Un Juif des camps de concentration, avili à l’ultime degré, traité comme un animal – pire encore qu’un animal : comme un animal d’abattoir – , avait encore l’avantage de n’être pas content de son sort ; on l’avait fait une bête, mais c’était bel et bien une bête domptée ou rétive, sans consentement ou dont on avait forcé le consentement : ce refus noir en lui ou sa maladive mélancolie, c’était son humanité, c’était sa dignité, c’était sa grandeur, sa conscience outragée qui ne se résolvait point tout entière à l’anéantissement ; il en résultait une humeur de dépit et de mécontentement.
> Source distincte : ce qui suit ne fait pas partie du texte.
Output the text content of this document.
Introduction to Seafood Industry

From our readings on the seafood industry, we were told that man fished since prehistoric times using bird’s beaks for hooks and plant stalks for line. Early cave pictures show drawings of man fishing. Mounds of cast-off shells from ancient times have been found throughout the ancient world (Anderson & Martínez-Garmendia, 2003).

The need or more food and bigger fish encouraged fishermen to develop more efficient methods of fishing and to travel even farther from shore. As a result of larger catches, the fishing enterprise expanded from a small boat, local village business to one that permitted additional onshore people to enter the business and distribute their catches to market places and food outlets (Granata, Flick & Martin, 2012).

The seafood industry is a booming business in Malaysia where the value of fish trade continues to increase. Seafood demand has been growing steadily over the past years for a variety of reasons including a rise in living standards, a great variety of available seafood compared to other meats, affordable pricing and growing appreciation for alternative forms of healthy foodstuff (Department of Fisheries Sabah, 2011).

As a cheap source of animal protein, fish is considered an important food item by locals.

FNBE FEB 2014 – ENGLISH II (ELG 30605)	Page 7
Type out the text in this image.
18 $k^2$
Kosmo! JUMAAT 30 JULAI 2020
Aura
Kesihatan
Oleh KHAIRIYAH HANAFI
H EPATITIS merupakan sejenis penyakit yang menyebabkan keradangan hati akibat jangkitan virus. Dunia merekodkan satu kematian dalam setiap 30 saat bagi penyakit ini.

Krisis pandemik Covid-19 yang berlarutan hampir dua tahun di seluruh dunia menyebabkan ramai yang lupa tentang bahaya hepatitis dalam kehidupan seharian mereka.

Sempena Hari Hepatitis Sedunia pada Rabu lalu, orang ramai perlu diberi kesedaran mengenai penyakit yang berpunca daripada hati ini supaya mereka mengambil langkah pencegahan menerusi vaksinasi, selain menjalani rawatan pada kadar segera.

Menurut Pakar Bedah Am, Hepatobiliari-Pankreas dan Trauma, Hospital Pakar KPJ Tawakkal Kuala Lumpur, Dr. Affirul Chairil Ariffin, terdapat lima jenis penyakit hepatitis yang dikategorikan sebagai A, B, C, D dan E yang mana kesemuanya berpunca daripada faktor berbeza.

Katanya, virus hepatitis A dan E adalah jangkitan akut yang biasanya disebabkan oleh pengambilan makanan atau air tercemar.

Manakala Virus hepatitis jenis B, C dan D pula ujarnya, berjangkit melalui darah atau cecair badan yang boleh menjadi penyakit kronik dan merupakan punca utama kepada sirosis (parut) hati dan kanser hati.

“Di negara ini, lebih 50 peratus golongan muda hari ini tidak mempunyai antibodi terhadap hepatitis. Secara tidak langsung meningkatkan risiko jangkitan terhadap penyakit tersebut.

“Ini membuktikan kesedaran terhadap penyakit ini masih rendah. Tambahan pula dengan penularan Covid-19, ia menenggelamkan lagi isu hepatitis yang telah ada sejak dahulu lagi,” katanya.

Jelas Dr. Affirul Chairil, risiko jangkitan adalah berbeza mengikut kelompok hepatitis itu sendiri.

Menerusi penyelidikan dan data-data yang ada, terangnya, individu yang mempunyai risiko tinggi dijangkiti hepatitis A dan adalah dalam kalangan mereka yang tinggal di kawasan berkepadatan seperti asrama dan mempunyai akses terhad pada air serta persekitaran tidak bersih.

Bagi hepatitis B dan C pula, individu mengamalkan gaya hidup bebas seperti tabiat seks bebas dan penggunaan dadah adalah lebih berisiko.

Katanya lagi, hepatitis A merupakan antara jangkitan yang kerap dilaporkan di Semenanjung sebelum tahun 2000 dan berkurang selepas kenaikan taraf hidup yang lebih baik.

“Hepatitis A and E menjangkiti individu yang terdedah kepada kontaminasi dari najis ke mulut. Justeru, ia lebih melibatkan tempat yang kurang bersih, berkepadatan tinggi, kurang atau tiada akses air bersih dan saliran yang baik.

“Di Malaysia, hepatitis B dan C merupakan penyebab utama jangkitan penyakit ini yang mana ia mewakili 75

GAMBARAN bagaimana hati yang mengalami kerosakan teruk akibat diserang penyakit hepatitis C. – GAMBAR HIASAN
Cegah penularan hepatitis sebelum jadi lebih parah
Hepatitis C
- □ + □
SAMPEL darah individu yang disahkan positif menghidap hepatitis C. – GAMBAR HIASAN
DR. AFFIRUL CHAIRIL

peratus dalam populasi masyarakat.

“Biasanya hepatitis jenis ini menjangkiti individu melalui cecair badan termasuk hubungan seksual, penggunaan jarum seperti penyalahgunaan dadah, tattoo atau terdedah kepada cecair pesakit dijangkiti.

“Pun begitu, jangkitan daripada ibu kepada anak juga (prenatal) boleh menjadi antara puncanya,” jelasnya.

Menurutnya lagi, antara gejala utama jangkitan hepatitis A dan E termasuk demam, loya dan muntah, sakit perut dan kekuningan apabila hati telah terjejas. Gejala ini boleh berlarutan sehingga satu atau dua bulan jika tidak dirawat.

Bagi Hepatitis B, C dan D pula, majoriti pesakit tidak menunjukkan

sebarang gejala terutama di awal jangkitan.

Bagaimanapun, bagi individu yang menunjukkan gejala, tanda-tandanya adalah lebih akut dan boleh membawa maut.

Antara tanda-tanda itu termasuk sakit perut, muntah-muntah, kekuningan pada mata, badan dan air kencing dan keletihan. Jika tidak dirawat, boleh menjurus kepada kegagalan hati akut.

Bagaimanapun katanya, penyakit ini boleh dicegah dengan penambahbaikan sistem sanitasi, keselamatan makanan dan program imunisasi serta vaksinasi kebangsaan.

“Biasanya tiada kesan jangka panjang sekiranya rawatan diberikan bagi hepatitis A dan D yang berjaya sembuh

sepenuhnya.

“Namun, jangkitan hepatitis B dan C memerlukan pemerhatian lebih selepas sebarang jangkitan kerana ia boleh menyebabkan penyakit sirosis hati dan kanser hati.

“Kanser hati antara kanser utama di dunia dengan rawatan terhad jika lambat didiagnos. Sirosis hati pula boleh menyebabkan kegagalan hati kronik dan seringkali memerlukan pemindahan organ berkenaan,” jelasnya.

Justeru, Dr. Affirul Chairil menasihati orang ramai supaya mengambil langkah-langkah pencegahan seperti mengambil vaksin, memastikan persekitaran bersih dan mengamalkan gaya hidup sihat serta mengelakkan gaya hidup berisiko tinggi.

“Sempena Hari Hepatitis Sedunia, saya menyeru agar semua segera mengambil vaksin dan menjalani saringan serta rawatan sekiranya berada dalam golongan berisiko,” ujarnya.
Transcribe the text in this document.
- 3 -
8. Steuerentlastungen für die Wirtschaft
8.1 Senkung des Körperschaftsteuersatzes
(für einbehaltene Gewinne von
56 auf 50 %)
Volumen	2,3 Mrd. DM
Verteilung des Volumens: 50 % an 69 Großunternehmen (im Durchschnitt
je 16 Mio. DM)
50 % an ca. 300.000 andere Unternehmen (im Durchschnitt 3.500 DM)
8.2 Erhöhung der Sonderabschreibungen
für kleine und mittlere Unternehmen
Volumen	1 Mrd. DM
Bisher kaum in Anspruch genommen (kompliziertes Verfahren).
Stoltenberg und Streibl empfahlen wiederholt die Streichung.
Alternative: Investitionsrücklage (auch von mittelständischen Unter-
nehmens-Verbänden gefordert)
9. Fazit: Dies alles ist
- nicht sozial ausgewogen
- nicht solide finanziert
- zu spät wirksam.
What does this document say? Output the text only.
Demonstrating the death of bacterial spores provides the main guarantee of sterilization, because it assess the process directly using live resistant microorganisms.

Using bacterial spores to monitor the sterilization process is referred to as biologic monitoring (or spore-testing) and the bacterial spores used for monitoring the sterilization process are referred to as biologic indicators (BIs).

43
Mais l’homme contemporain, lui, est plus bas : rien ne l’a obligé à cette mésestime totale qui pleut sur lui et qui l’infantilise au dernier stade d’une vilénie exécrable ; pire, il l’a voulue, il la souhaite, et ce « camp » d’inanité est un parc d’attraction qui lui donne du temps libre pour vaquer. Sa vie est un repos d’anéantissement ; il est fatigué, par contraste, pour ne faire qu’exister.

Ah ! j’ai vu l’homme d’aujourd’hui ; je l’ai vu, bien vu. Il ne faudrait jamais – On aimerait, après cela, pour n’être jamais associé à de telles gens –

Au-delà ?... Oui, c’est vrai : il ne faudrait jamais être un homme, jamais un individu d’aujourd’hui, dans une assemblée de ses contemporains.